The Advisory, Conciliation and Arbitration Service and its role in resolving employment disputes

April 16, 2009

The recent trend in employment law, promoted by the Government through initiatives such as the introduction of the statutory dispute resolution procedures, has been to ensure that employers and employees make all possible efforts to resolve any dispute within the workplace and outside the employment tribunal. In this column, we have previously considered the role that mediation may have to play in resolving such disputes. Here, that theme is explored further, by focusing on the free conciliation services provided by the Advisory, Conciliation and Arbitration Service (ACAS) and what the future may hold for ACAS after the forthcoming repeal of the statutory dispute resolution procedures.

What is conciliation and how does it work?

ACAS officers have a statutory duty to promote settlement of claims issued in the employment tribunal. They are notified of every claim that is received by the tribunal where conciliation is applicable and then liaise between the parties, reporting any proposals for settlement, advising the parties on tribunal procedure and encouraging them to consider how the other side views their case. This process often succeeds in focusing the parties’ minds on the strengths and weaknesses of their respective cases and may be particularly helpful where one or both parties are not legally represented.

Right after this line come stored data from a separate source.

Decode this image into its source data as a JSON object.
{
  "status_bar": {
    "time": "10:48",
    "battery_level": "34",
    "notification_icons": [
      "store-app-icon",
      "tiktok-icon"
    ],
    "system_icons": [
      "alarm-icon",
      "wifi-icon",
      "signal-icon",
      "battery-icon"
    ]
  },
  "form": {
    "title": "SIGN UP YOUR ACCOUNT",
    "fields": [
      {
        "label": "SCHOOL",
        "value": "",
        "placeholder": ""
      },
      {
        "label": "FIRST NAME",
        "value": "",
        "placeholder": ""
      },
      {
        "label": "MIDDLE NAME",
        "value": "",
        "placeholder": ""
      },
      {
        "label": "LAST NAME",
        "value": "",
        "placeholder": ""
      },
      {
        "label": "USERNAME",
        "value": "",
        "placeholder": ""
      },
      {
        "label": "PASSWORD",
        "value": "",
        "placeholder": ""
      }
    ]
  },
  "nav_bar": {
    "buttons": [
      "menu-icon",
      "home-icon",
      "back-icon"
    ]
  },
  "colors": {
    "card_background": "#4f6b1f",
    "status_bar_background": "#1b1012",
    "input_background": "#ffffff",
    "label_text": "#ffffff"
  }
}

Any discussions conducted through ACAS are confidential and cannot be referred to in a tribunal hearing unless the person making the communication consents. If agreement is reached through this process, the terms of the settlement are formalised in a legally binding “COT3” agreement that records the terms of settlement.

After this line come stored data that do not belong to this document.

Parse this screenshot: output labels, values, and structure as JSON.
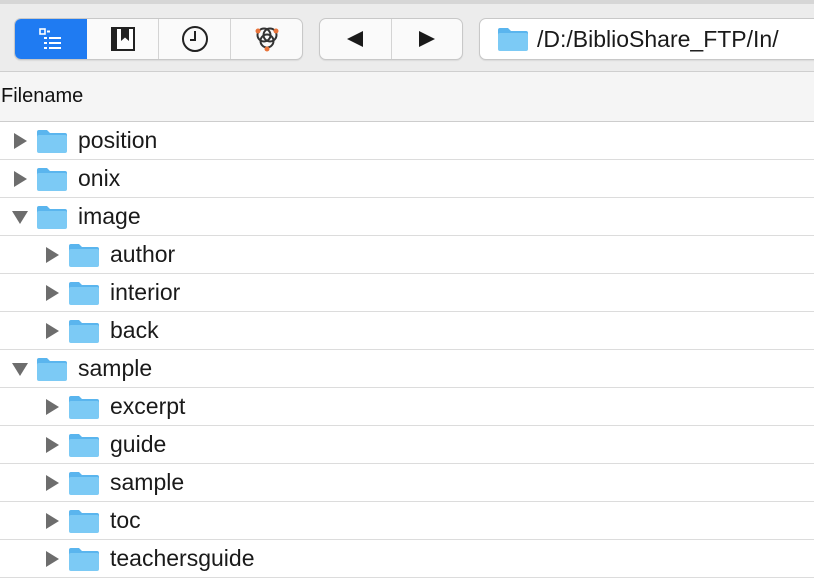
{
  "toolbar": {
    "view_buttons": [
      {
        "icon": "outline-view-icon",
        "active": true
      },
      {
        "icon": "bookmarks-icon",
        "active": false
      },
      {
        "icon": "history-clock-icon",
        "active": false
      },
      {
        "icon": "sync-network-icon",
        "active": false
      }
    ],
    "back_icon": "back-arrow-icon",
    "forward_icon": "forward-arrow-icon",
    "path": "/D:/BiblioShare_FTP/In/"
  },
  "columns": {
    "filename": "Filename"
  },
  "rows": [
    {
      "name": "position",
      "level": 0,
      "expanded": false
    },
    {
      "name": "onix",
      "level": 0,
      "expanded": false
    },
    {
      "name": "image",
      "level": 0,
      "expanded": true
    },
    {
      "name": "author",
      "level": 1,
      "expanded": false
    },
    {
      "name": "interior",
      "level": 1,
      "expanded": false
    },
    {
      "name": "back",
      "level": 1,
      "expanded": false
    },
    {
      "name": "sample",
      "level": 0,
      "expanded": true
    },
    {
      "name": "excerpt",
      "level": 1,
      "expanded": false
    },
    {
      "name": "guide",
      "level": 1,
      "expanded": false
    },
    {
      "name": "sample",
      "level": 1,
      "expanded": false
    },
    {
      "name": "toc",
      "level": 1,
      "expanded": false
    },
    {
      "name": "teachersguide",
      "level": 1,
      "expanded": false
    }
  ],
  "colors": {
    "accent": "#1f7bf2",
    "folder": "#7ccaf5",
    "folder_tab": "#5ab5ee",
    "disclosure": "#6d6d6d"
  }
}
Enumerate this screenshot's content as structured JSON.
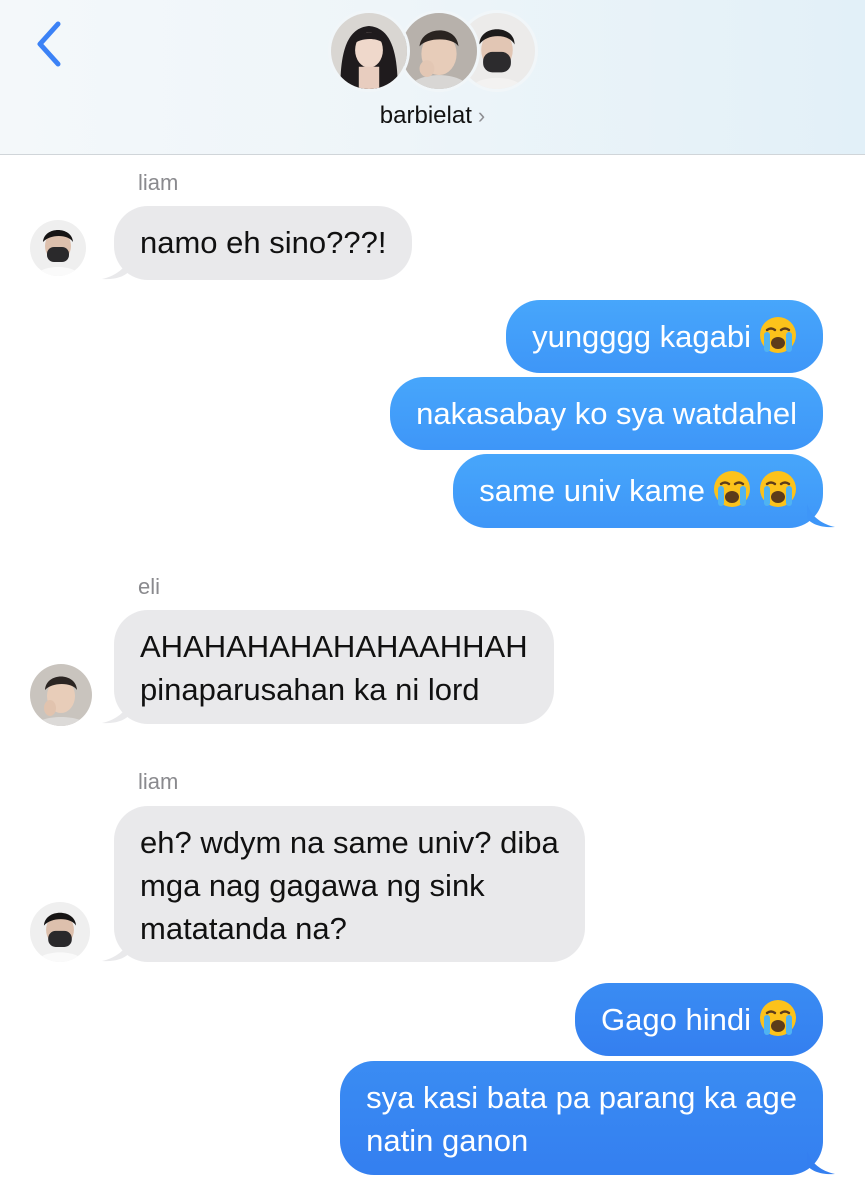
{
  "header": {
    "group_name": "barbielat",
    "chevron": "›",
    "back_icon": "chevron-left-icon",
    "accent": "#3b82f6"
  },
  "colors": {
    "incoming_bubble": "#e9e9eb",
    "outgoing_bubble": "#3e96f8",
    "sender_label": "#8a8a8e"
  },
  "messages": [
    {
      "sender": "liam",
      "direction": "in",
      "text": "namo eh sino???!"
    },
    {
      "direction": "out",
      "text": "yungggg kagabi",
      "emoji": "loudly-crying-face"
    },
    {
      "direction": "out",
      "text": "nakasabay ko sya watdahel"
    },
    {
      "direction": "out",
      "text": "same univ kame",
      "emoji": "loudly-crying-face"
    },
    {
      "sender": "eli",
      "direction": "in",
      "lines": [
        "AHAHAHAHAHAHAAHHAH",
        "pinaparusahan ka ni lord"
      ]
    },
    {
      "sender": "liam",
      "direction": "in",
      "lines": [
        "eh? wdym na same univ? diba",
        "mga nag gagawa ng sink",
        "matatanda na?"
      ]
    },
    {
      "direction": "out",
      "text": "Gago hindi",
      "emoji": "loudly-crying-face"
    },
    {
      "direction": "out",
      "lines": [
        "sya kasi bata pa parang ka age",
        "natin ganon"
      ]
    }
  ]
}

Are there any restrictions on using ACAS?

ACAS can be involved both before and after a claim is submitted. In some types of claim, conciliation is available for a limited period only, after a claim is lodged. For example, the conciliation period for a breach of contract claim is 7 weeks and is 13 weeks for unfair dismissal. ACAS officers may choose to use their discretion to conciliate after this date, although it is best practice to involve ACAS from an early stage as discussions may become protracted.

Conciliation through ACAS is not available for every type of claim. For example, claims in relation to the provision of written particulars of the terms of employment are not covered.

What is the alternative to using ACAS’ conciliation services?

The parties to a dispute are free to negotiate a settlement directly with each other, or through their representatives, without the involvement of ACAS. This may be appropriate where, for example, the conciliation period has expired or the terms of the proposed settlement require a more detailed agreement than can be concluded under a COT3. In addition, the parties may pursue other forms of “alternative dispute resolution” such as mediation or arbitration.

What is the future for ACAS?

The Employment Act 2008 abolished the statutory dispute and grievance procedures from 6 April 2009. Readers of this column will know that these procedures have been replaced by a revised version of the ACAS Code of Practice and accompanying guidance. ACAS has been granted additional funding to expand its services and is extending its helpline and pre-claim conciliation service to assist parties in resolving disputes earlier. Fixed conciliation periods have been repealed on 6 April 2009 when the Employment Tribunals (Constitution and Rules of Procedure) (Amendment) Regulations 2008 come into force and ACAS will then be under a duty to conciliate throughout the proceedings.